The mystery is how come this is not clear. The Article sets out that
Any Member State may decide to withdraw from the Union in accordance with its own constitutional requirements.
But what are the UK’s constititutional requirements? Nobody knows.
The government says that the Royal Prerogative applies. This is the power of the government to conclude international treaties. The EU is established by an international treaty, so the government acting on its own can withdraw from it.
Not so fast, says the other side. It may be an international treaty, but itEU tr is established in the UK by virtue of an Act of parliament and gives rights to British citizens as a result. It is wrong that a decision of parliament can be overridden by a decision of the executive, particularly when it comes to the rights of the citizen. There is a string of examples of statutes and laws that enunciate this principle, going back as far as the Bill of Rights of 1689 and the Act of Union of 1706.
The Lord Chief Justice was reported as “baffled” by aspects of the government’s case. The law requires that amendments to the EU treaties require the assent of parliament, so why not their annulment? When a senior judge declares himself “baffled”, that is not a good sign.
As far as this website is concerned, it is an open and shut case. OK, the government has a point when it says that the legislation creating the referendum (non-binding, let us remember) did not explicitly rule out the use of the royal prerogative, but that legislation also made the referendum non-binding in the first place. It is odd for the people whose complaint was that the House of Commons did not have enough power to object to the idea that it should have more power.
The royal prerogative has previously featured on this website in cases of peace and war. It became apparent in the case of the war in Iraq in 2003 that the government could commit to war without the explicit approval of parliament. As we know, in the event, there was a parliamentary debate and vote, but the notion that such a vote could be avoided offended against democratic sensibilities. Promising to enshrine in law the right of parliament to vote on such matters was a key part of Gordon Brown’s positioning of himself as different from Tony Blair, but such a law was never in fact introduced. David Cameron made and broke the same promise, although he himself nevertheless turned to parliament for authority for war in Syria in 2013 (and didn’t get it).

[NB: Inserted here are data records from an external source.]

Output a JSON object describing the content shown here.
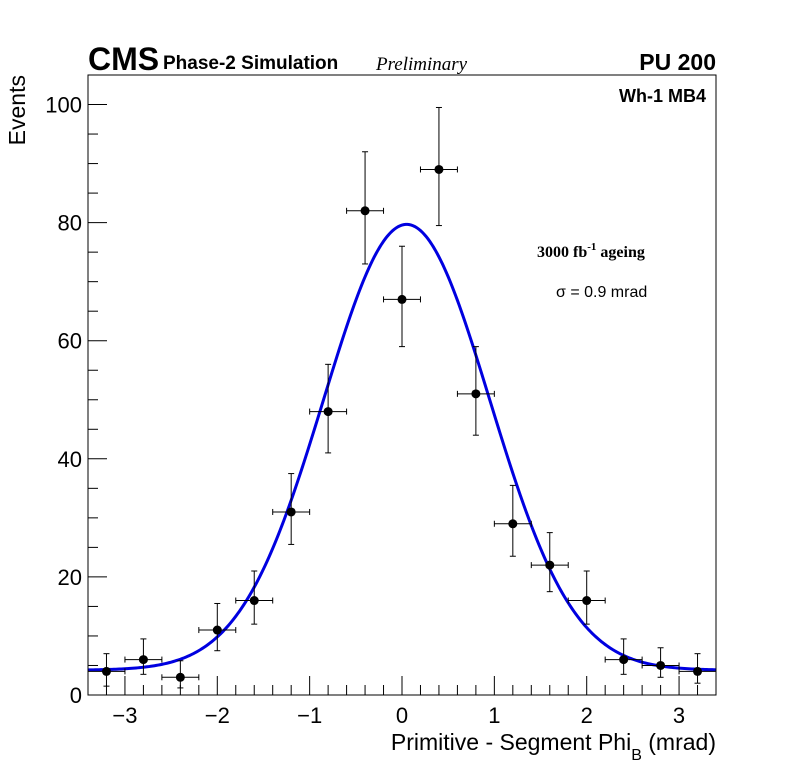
{
  "chart_data": {
    "type": "scatter",
    "title": "",
    "header": {
      "experiment": "CMS",
      "subtitle": "Phase-2 Simulation",
      "status": "Preliminary",
      "pileup": "PU 200"
    },
    "annotations": {
      "station": "Wh-1 MB4",
      "ageing_prefix": "3000 fb",
      "ageing_exp": "-1",
      "ageing_suffix": " ageing",
      "sigma_symbol": "σ",
      "sigma_text": " = 0.9 mrad"
    },
    "xlabel_main": "Primitive - Segment Phi",
    "xlabel_sub": "B",
    "xlabel_unit": " (mrad)",
    "ylabel": "Events",
    "xlim": [
      -3.4,
      3.4
    ],
    "ylim": [
      0,
      105
    ],
    "x_ticks": [
      -3,
      -2,
      -1,
      0,
      1,
      2,
      3
    ],
    "x_tick_labels": [
      "−3",
      "−2",
      "−1",
      "0",
      "1",
      "2",
      "3"
    ],
    "y_ticks": [
      0,
      20,
      40,
      60,
      80,
      100
    ],
    "y_tick_labels": [
      "0",
      "20",
      "40",
      "60",
      "80",
      "100"
    ],
    "bin_half_width": 0.2,
    "series": [
      {
        "name": "Simulation",
        "x": [
          -3.2,
          -2.8,
          -2.4,
          -2.0,
          -1.6,
          -1.2,
          -0.8,
          -0.4,
          0.0,
          0.4,
          0.8,
          1.2,
          1.6,
          2.0,
          2.4,
          2.8,
          3.2
        ],
        "y": [
          4,
          6,
          3,
          11,
          16,
          31,
          48,
          82,
          67,
          89,
          51,
          29,
          22,
          16,
          6,
          5,
          4
        ],
        "yerr_low": [
          2.5,
          2.5,
          1.8,
          3.5,
          4.0,
          5.5,
          7.0,
          9.0,
          8.0,
          9.5,
          7.0,
          5.5,
          4.5,
          4.0,
          2.5,
          2.0,
          2.0
        ],
        "yerr_high": [
          3.0,
          3.5,
          2.8,
          4.5,
          5.0,
          6.5,
          8.0,
          10.0,
          9.0,
          10.5,
          8.0,
          6.5,
          5.5,
          5.0,
          3.5,
          3.0,
          3.0
        ]
      }
    ],
    "fit": {
      "name": "Gaussian fit",
      "function": "gaussian+constant",
      "amplitude": 75.5,
      "mean": 0.05,
      "sigma": 0.9,
      "constant": 4.2,
      "color": "#0000e0"
    },
    "colors": {
      "points": "#000000",
      "fit": "#0000e0",
      "axis": "#000000"
    }
  }
}
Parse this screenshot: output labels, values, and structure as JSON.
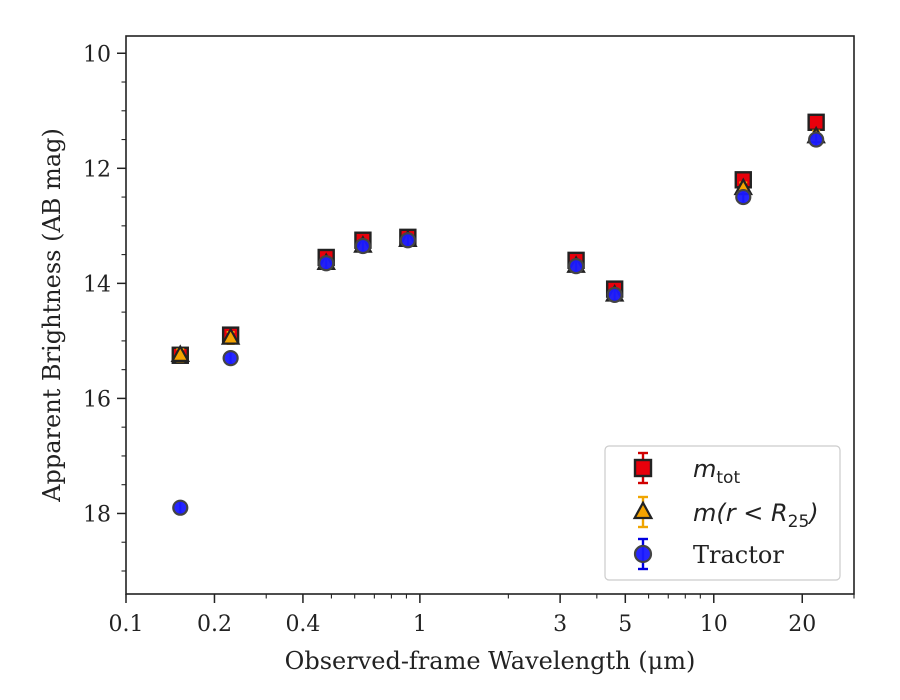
{
  "chart_data": {
    "type": "scatter",
    "xscale": "log",
    "xlim": [
      0.1,
      30
    ],
    "ylim": [
      19.4,
      9.7
    ],
    "y_inverted": true,
    "xlabel": "Observed-frame Wavelength (μm)",
    "ylabel": "Apparent Brightness (AB mag)",
    "x_ticks": [
      0.1,
      0.2,
      0.4,
      1,
      3,
      5,
      10,
      20
    ],
    "x_tick_labels": [
      "0.1",
      "0.2",
      "0.4",
      "1",
      "3",
      "5",
      "10",
      "20"
    ],
    "y_ticks": [
      10,
      12,
      14,
      16,
      18
    ],
    "y_tick_labels": [
      "10",
      "12",
      "14",
      "16",
      "18"
    ],
    "grid": false,
    "legend_position": "lower-right",
    "series": [
      {
        "name": "m_tot",
        "legend_main": "m",
        "legend_sub": "tot",
        "marker": "square",
        "fill": "#e8000b",
        "errcolor": "#d00000",
        "x": [
          0.153,
          0.227,
          0.48,
          0.64,
          0.91,
          3.4,
          4.6,
          12.6,
          22.3
        ],
        "y": [
          15.25,
          14.9,
          13.55,
          13.25,
          13.2,
          13.6,
          14.1,
          12.2,
          11.2
        ]
      },
      {
        "name": "m(r < R25)",
        "legend_main": "m(r < R",
        "legend_sub": "25",
        "legend_end": ")",
        "marker": "triangle",
        "fill": "#f5a300",
        "errcolor": "#f0a500",
        "x": [
          0.153,
          0.227,
          0.48,
          0.64,
          0.91,
          3.4,
          4.6,
          12.6,
          22.3
        ],
        "y": [
          15.25,
          14.95,
          13.65,
          13.35,
          13.25,
          13.7,
          14.2,
          12.35,
          11.45
        ]
      },
      {
        "name": "Tractor",
        "marker": "circle",
        "fill": "#1a1aff",
        "errcolor": "#0000e0",
        "x": [
          0.153,
          0.227,
          0.48,
          0.64,
          0.91,
          3.4,
          4.6,
          12.6,
          22.3
        ],
        "y": [
          17.9,
          15.3,
          13.65,
          13.35,
          13.25,
          13.7,
          14.2,
          12.5,
          11.5
        ]
      }
    ]
  }
}
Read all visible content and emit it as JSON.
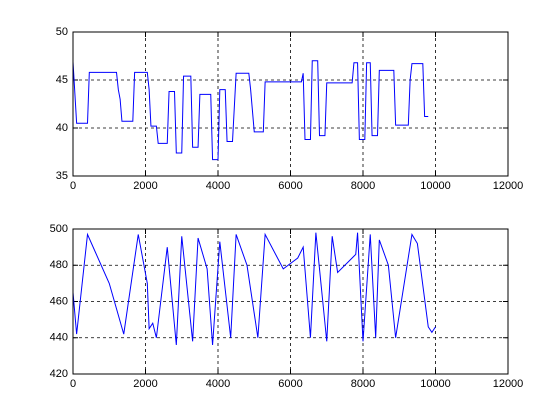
{
  "chart_data": [
    {
      "type": "line",
      "x": [
        0,
        100,
        400,
        450,
        1200,
        1250,
        1300,
        1350,
        1650,
        1700,
        2050,
        2100,
        2150,
        2300,
        2350,
        2600,
        2650,
        2800,
        2850,
        3000,
        3050,
        3250,
        3300,
        3450,
        3500,
        3800,
        3850,
        4000,
        4050,
        4200,
        4250,
        4400,
        4500,
        4850,
        4900,
        5000,
        5250,
        5300,
        6300,
        6350,
        6400,
        6550,
        6600,
        6750,
        6800,
        6950,
        7000,
        7700,
        7750,
        7850,
        7900,
        8050,
        8100,
        8200,
        8250,
        8400,
        8450,
        8850,
        8900,
        9250,
        9300,
        9350,
        9650,
        9700,
        9800
      ],
      "series": [
        {
          "color": "#0000ff",
          "values": [
            46.9,
            40.5,
            40.5,
            45.8,
            45.8,
            44,
            43,
            40.7,
            40.7,
            45.8,
            45.8,
            44,
            40.2,
            40.2,
            38.4,
            38.4,
            43.8,
            43.8,
            37.4,
            37.4,
            45.4,
            45.4,
            38,
            38,
            43.5,
            43.5,
            36.7,
            36.7,
            44,
            44,
            38.6,
            38.6,
            45.7,
            45.7,
            44,
            39.6,
            39.6,
            44.8,
            44.8,
            45.7,
            38.8,
            38.8,
            47,
            47,
            39.2,
            39.2,
            44.7,
            44.7,
            46.8,
            46.8,
            38.8,
            38.8,
            46.8,
            46.8,
            39.2,
            39.2,
            46,
            46,
            40.3,
            40.3,
            45,
            46.7,
            46.7,
            41.2,
            41.2
          ]
        }
      ],
      "xlim": [
        0,
        12000
      ],
      "xticks": [
        0,
        2000,
        4000,
        6000,
        8000,
        10000,
        12000
      ],
      "ylim": [
        35,
        50
      ],
      "yticks": [
        35,
        40,
        45,
        50
      ],
      "grid": true
    },
    {
      "type": "line",
      "x": [
        0,
        100,
        400,
        600,
        1000,
        1400,
        1800,
        2050,
        2100,
        2200,
        2300,
        2600,
        2850,
        3000,
        3300,
        3450,
        3700,
        3850,
        4050,
        4350,
        4500,
        4800,
        5100,
        5300,
        5800,
        6200,
        6350,
        6550,
        6700,
        7000,
        7150,
        7300,
        7600,
        7800,
        7850,
        8000,
        8200,
        8350,
        8450,
        8700,
        8900,
        9350,
        9500,
        9800,
        9900,
        10000
      ],
      "series": [
        {
          "color": "#0000ff",
          "values": [
            465,
            442,
            497,
            488,
            470,
            442,
            497,
            470,
            445,
            448,
            440,
            490,
            436,
            496,
            438,
            495,
            478,
            436,
            493,
            440,
            497,
            480,
            440,
            497,
            478,
            484,
            490,
            440,
            498,
            438,
            496,
            476,
            482,
            486,
            498,
            438,
            497,
            440,
            494,
            480,
            440,
            497,
            492,
            446,
            443,
            446
          ]
        }
      ],
      "xlim": [
        0,
        12000
      ],
      "xticks": [
        0,
        2000,
        4000,
        6000,
        8000,
        10000,
        12000
      ],
      "ylim": [
        420,
        500
      ],
      "yticks": [
        420,
        440,
        460,
        480,
        500
      ],
      "grid": true
    }
  ]
}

In the case of the EU, the crucial point is that it is not simply an international treaty. Membership of the EU is a fundamental part of our constitution and of our democracy. To throw it away lightly is mad, to do so without a vote of parliament is scandalous.

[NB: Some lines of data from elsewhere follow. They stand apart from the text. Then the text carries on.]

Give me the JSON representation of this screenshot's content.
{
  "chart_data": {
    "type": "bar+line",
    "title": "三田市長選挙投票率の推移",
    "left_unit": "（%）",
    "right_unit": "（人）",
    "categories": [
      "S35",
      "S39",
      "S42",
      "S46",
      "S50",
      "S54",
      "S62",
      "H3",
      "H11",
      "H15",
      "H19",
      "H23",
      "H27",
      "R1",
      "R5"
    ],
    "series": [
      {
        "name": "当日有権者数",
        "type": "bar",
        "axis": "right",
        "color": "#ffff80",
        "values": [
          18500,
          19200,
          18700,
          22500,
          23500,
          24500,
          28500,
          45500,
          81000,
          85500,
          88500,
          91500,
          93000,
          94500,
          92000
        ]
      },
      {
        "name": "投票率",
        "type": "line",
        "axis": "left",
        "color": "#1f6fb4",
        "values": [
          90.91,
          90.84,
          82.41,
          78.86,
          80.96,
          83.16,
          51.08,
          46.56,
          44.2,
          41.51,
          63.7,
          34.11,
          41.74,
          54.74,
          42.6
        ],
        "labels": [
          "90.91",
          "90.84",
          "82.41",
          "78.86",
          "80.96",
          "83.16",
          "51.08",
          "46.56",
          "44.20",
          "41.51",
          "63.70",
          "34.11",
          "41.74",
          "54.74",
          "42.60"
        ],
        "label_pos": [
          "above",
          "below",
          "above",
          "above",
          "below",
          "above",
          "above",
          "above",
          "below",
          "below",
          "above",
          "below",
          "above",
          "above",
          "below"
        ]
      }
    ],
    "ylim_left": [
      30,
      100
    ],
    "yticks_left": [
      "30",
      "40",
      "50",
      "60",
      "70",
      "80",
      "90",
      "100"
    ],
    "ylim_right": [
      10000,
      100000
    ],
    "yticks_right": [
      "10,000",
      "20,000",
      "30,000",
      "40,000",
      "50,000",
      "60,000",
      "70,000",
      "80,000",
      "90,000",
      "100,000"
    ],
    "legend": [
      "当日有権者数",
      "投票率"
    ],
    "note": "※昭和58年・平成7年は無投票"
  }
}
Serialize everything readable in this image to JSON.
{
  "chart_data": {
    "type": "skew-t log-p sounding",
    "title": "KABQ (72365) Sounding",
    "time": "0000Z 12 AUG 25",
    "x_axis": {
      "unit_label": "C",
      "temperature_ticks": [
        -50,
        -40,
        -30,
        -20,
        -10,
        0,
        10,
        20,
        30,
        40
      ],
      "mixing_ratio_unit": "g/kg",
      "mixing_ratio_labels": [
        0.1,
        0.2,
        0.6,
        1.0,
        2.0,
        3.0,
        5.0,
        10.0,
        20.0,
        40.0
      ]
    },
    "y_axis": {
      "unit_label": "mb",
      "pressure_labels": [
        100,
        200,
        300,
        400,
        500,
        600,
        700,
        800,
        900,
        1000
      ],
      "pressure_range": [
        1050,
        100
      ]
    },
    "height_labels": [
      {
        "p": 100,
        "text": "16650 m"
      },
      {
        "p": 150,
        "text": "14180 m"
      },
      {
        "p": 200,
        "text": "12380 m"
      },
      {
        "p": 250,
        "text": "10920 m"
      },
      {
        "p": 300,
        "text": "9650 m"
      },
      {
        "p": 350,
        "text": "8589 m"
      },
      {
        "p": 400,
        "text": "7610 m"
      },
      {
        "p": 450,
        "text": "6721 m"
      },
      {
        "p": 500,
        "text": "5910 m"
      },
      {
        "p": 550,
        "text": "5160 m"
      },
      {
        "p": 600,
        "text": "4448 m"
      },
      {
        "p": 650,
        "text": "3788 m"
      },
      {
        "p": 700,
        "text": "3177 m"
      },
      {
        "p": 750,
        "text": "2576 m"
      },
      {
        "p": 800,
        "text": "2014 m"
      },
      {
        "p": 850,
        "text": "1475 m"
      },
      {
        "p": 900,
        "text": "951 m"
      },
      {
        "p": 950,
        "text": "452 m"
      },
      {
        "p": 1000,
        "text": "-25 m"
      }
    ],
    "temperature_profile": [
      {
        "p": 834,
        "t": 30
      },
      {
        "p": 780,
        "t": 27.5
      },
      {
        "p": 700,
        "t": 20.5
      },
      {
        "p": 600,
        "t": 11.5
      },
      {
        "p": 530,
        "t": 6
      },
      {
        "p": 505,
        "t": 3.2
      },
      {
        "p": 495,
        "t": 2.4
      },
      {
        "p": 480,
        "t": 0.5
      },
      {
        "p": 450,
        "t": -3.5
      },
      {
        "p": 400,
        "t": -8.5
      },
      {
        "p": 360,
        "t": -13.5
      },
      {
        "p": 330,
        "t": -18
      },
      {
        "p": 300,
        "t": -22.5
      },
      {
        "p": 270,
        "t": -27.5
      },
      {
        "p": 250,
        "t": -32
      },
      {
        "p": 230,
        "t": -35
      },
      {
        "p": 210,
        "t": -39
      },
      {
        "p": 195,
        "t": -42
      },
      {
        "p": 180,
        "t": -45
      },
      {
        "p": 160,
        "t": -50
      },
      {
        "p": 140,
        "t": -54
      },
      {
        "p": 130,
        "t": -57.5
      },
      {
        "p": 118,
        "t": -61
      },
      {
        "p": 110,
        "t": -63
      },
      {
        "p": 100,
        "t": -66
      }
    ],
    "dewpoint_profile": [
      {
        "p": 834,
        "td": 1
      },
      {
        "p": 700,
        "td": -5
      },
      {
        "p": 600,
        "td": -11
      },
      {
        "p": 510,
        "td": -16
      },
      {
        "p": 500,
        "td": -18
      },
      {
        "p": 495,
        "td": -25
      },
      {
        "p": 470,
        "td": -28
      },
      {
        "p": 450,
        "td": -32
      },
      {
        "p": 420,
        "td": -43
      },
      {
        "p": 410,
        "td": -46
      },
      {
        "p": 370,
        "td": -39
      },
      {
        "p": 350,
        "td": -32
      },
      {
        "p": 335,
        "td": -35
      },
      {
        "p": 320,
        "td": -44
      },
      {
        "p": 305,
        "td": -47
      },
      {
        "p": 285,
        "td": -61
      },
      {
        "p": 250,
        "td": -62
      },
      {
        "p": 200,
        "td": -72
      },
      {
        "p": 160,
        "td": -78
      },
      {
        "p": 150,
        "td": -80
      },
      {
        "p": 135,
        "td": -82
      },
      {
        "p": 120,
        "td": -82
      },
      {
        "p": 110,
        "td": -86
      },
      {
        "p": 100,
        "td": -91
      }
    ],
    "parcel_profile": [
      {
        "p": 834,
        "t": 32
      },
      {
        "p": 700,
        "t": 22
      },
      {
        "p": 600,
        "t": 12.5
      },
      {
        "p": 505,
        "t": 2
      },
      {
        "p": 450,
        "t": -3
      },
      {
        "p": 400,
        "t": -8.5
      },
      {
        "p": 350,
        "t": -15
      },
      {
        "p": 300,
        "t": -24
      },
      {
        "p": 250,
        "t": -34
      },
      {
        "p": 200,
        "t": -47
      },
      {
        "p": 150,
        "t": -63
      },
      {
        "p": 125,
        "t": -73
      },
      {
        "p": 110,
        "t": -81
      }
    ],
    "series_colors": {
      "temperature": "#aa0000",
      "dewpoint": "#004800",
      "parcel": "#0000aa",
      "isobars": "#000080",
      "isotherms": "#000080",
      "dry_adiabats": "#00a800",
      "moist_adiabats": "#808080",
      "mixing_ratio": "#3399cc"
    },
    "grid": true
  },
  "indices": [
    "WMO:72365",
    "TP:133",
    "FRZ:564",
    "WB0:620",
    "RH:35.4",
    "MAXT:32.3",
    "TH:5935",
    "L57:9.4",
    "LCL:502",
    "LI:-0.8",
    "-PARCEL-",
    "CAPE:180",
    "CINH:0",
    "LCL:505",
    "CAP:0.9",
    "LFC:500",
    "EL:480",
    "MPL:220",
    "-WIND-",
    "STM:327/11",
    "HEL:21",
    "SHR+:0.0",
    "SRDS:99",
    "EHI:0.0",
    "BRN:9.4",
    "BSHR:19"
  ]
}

Given the result of the referendum, I should imagine that MPs would be hard-pushed to vote against a motion invoking Article 50, but they would be entitled to know what was coming next before deciding not to oppose. The government has no idea what is coming next, and suspects that if people did know, they would not like it. Hence the attempt to shut parliament out.
For my part, I think that big decisions should be taken by MPs in parliament rather than by government ministers in cabinet committees. Take. Back. Control. That’s not so hard, is it?